Funding and Partnerships
He’s not the only one who thinks so. Alan Crane was “absolutely blown away” when Kelsic explained the platform to him in June 2018.
Crane is a Polaris Entrepreneur Partner and has been exploring the role of AI in life sciences applications for years. “This was by far the most direct, most potential-for-creating-value-for-patients application of AI to biology that I had ever seen,” he told Bio-IT World. Not only did Polaris invest in the $9 million 2018 seed funding, but Crane joined the company as a co-founder and executive chairman.
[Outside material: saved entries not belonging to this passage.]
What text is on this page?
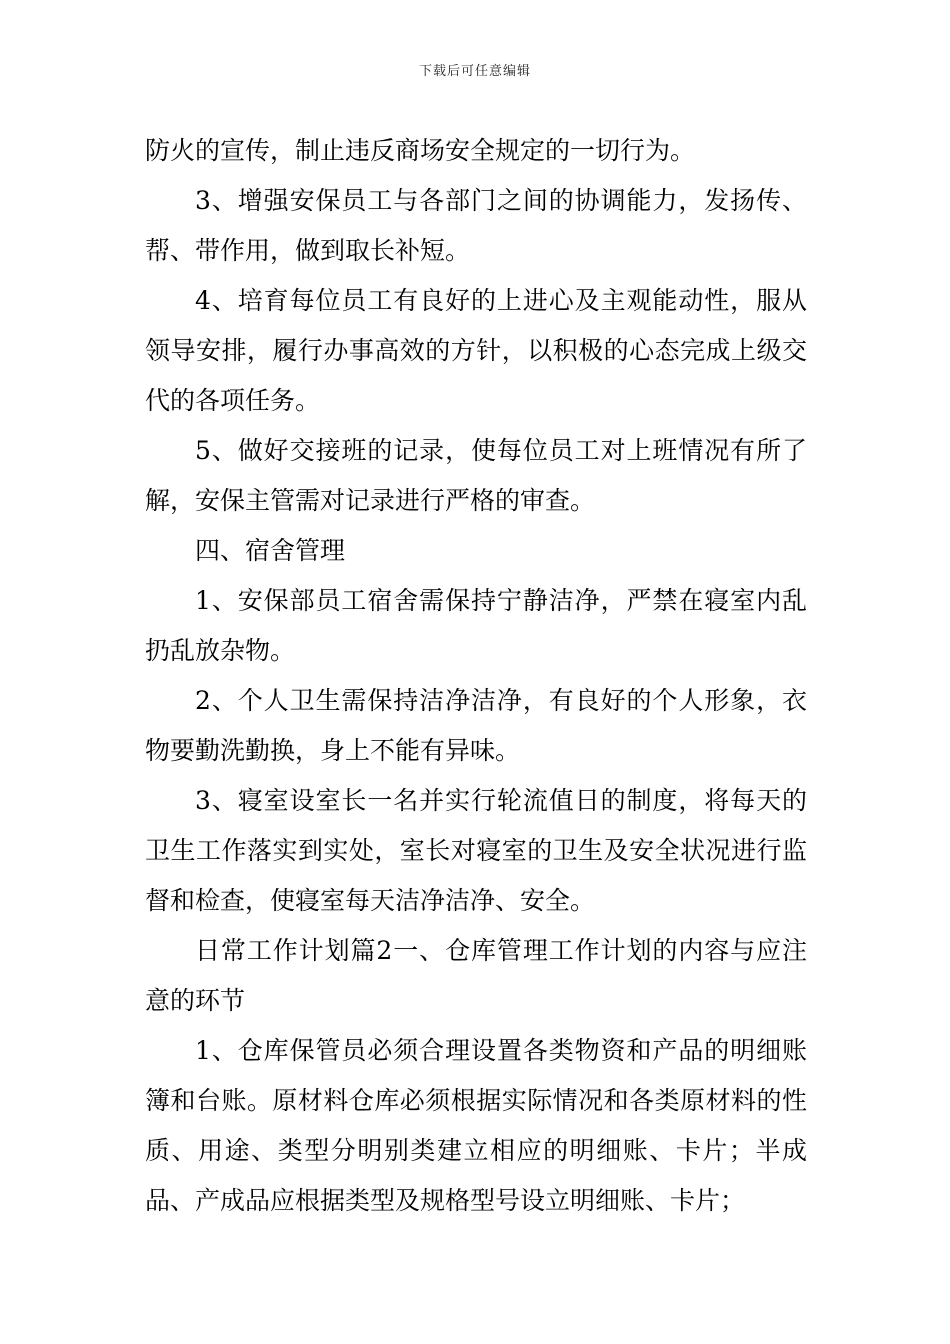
下载后可任意编辑

防火的宣传，制止违反商场安全规定的一切行为。

3、增强安保员工与各部门之间的协调能力，发扬传、帮、带作用，做到取长补短。

4、培育每位员工有良好的上进心及主观能动性，服从领导安排，履行办事高效的方针，以积极的心态完成上级交代的各项任务。

5、做好交接班的记录，使每位员工对上班情况有所了解，安保主管需对记录进行严格的审查。

四、宿舍管理

1、安保部员工宿舍需保持宁静洁净，严禁在寝室内乱扔乱放杂物。

2、个人卫生需保持洁净洁净，有良好的个人形象，衣物要勤洗勤换，身上不能有异味。

3、寝室设室长一名并实行轮流值日的制度，将每天的卫生工作落实到实处，室长对寝室的卫生及安全状况进行监督和检查，使寝室每天洁净洁净、安全。

日常工作计划篇2一、仓库管理工作计划的内容与应注意的环节

1、仓库保管员必须合理设置各类物资和产品的明细账簿和台账。原材料仓库必须根据实际情况和各类原材料的性质、用途、类型分明别类建立相应的明细账、卡片；半成品、产成品应根据类型及规格型号设立明细账、卡片；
Today Dyno announces two partnerships—with Novartis and Sarepta Therapeutics—and Crane says partnerships like these are the company’s funding model moving forward. He expects one to two more early partnership deals.
“We recognize that these deals could really fund the company,” Crane said. “We specifically chose to do a modest sized [seed] round, because at that point we already knew what the corporate interest was in the company, and we figured we’d be able to fund the company based on these partnerships.”
Both partnerships announced today involve upfront money, license fees, plus eventual milestones and royalties. Financial details with Novartis were not disclosed. If successful, Dyno could receive over $40 million from Sarepta in upfront, option and license payments during the research phase of the collaboration.
“With these early partnerships we have years of funding for the company,” Crane said. “We’ll probably never do another equity fundraise.”
The partnership with Novartis will focus on improving gene therapies for serious eye diseases. With Sarepta, Dyno will develop AAV capsids for neuromuscular and cardiovascular disease. In both cases, the partner will handle all eventual preclinical, clinical, and commercialization activities.
In addition to those indications, Kelsic said the company is also gene therapies for central nervous system and liver diseases. “In those four organs there’s huge amounts of activity today in gene therapy, and also lots of potential for partnering,” he said. “We’re also looking at other locations in the body, other organs where maybe delivery is challenging today and there’s not a lot of activity because of that.”
The company has about 20 employees today and is based in Cambridge, Mass. Two-thirds of the team is on the wet lab side; 1/3 are computational. The team will grow proportionally, Kelsic said, doubling over the next year.
“There’s a lot of potential to learn from every experiment we do. We certainly have generated a huge amount of data now, both at Harvard and from where we focused on one AAV capsid serotype called AAV2,” Kelsic said. But the company has no intention of abandoning its biology roots and letting AI do the rest of the heavy lifting.
“That’s the synergy that was so exciting for us before—bringing these two things together. Ultimately what we care about most is having the biggest impact we can on patients,” he said. “That’s always going to require coming back to the biology. That’s always going to require validation in vivo. The more in vivo data we have to inform that search process, the more likely it is that we’ll find really transformational vectors.”